Underground coal mining is only one of the most dangerous jobs in the United States. The death rate is higher among fishermen, loggers and structural iron workers. But those men — and the overwhelming majority are men — die in accidents that that take one or two lives at a time and rarely make headlines.

In most cases — a missing fishing boat being the exception — there is little question about the immediate fate of the worker involved in an accident. There is no rescue effort that can capture the nation’s attention for a week or more.

But when a mine collapses, the reporters and television trucks speed to the scene. The nation takes notice. Most people can only imagine the horror of camping at the mouth of a mine, waiting for days on end about the fate of a husband, son, father or brother.

And as days become weeks and hope dwindles, the nation comes to realize no one is coming out of the mine alive.

And so it is now as underground rescue efforts are abandoned with six miners trapped in the Crandall Canyon Mine in Utah. The cost of the rescue effort has been too high — not in money, but in the lost lives of three rescuers. Nine rescuers were also injured.

The miners are presumed dead. Four test holes drilled into the mountain have not detected signs of life, and have shown there is little breathable air in the mine. Still, a fifth test hole is being drilled, but unless it were to show signs that the miners have survived, no one will be going back underground. The mountain, which contains a maze of shafts, is shifting and is too unstable for crews to re-enter with anything less than concrete evidence that there are lives yet to be saved.

First funeral held

The first of the funerals for the three dead rescuers was held Tuesday, but it is possible that the six miners will never get funerals. They will be memorialized at the mouth of a sealed mine shaft. As have other mines in the past, Crandall Canyon will become a tomb.

Bob Ferriter, a former federal mine safety engineer who teaches at the Colorado School of Mines, said the events in Utah are consistent with similar disasters. The initial optimism of a rescue effort is followed by a growing sense of reality about the miners’ fate, which is then followed by recriminations and finger-pointing.

What’s most important now is a serious examination of why Crandall Canyon collapsed and whether anything could have been done to prevent it.
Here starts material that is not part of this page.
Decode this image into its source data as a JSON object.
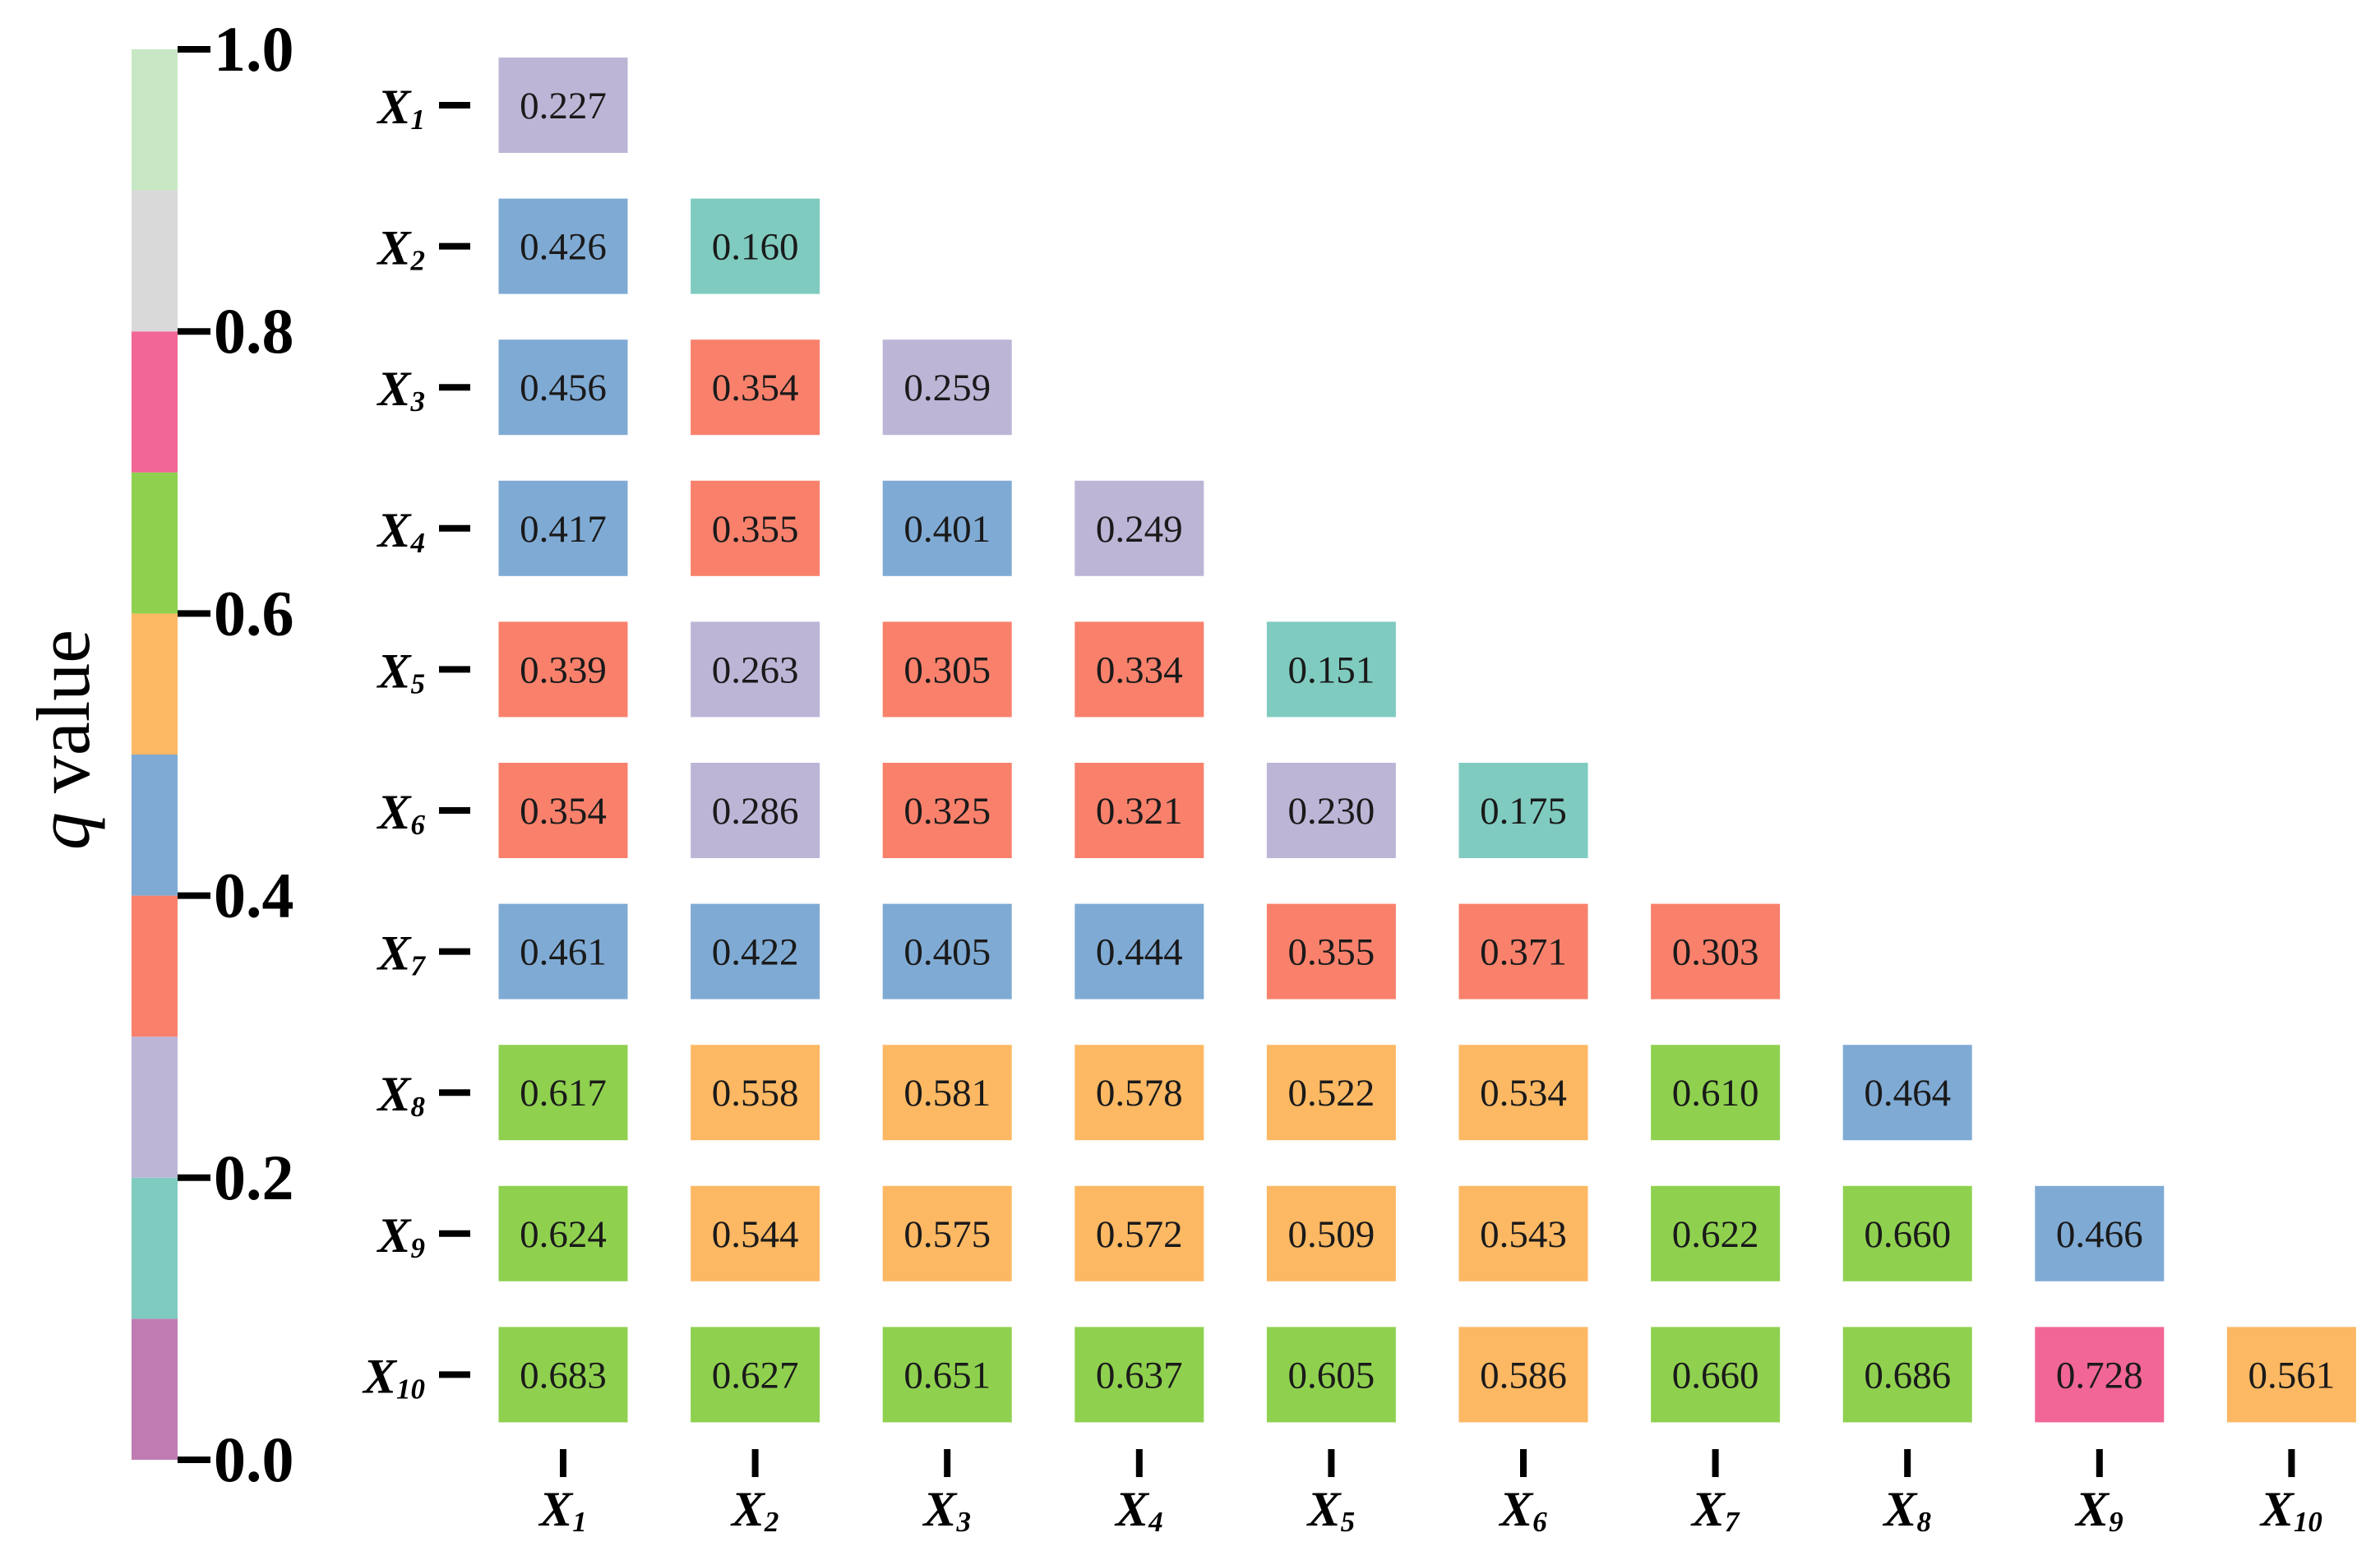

Deep mining will probably always be one of the nation’s most dangerous occupations. But it is the responsibility of the Mine Safety and Health Administration to protect miners from unsafe conditions while they are alive and to thoroughly investigate the circumstances when they die.

This is not China, where an average of 13 miners die a day and where even now 181 miners are trapped in two mines in Shandong province that were flooded after days of heavy rains. There are no television cameras at those mines. Coverage has been limited to five paragraphs in the People’s Daily and family members have been warned not to talk about their ordeal.

Because our mine disasters are covered by the press, a whole nation cares. And because we have an open government, the results of subsequent investigations will be public.

Perhaps that’s why 49 mining deaths make for an average three days in China or a bad year in the United States.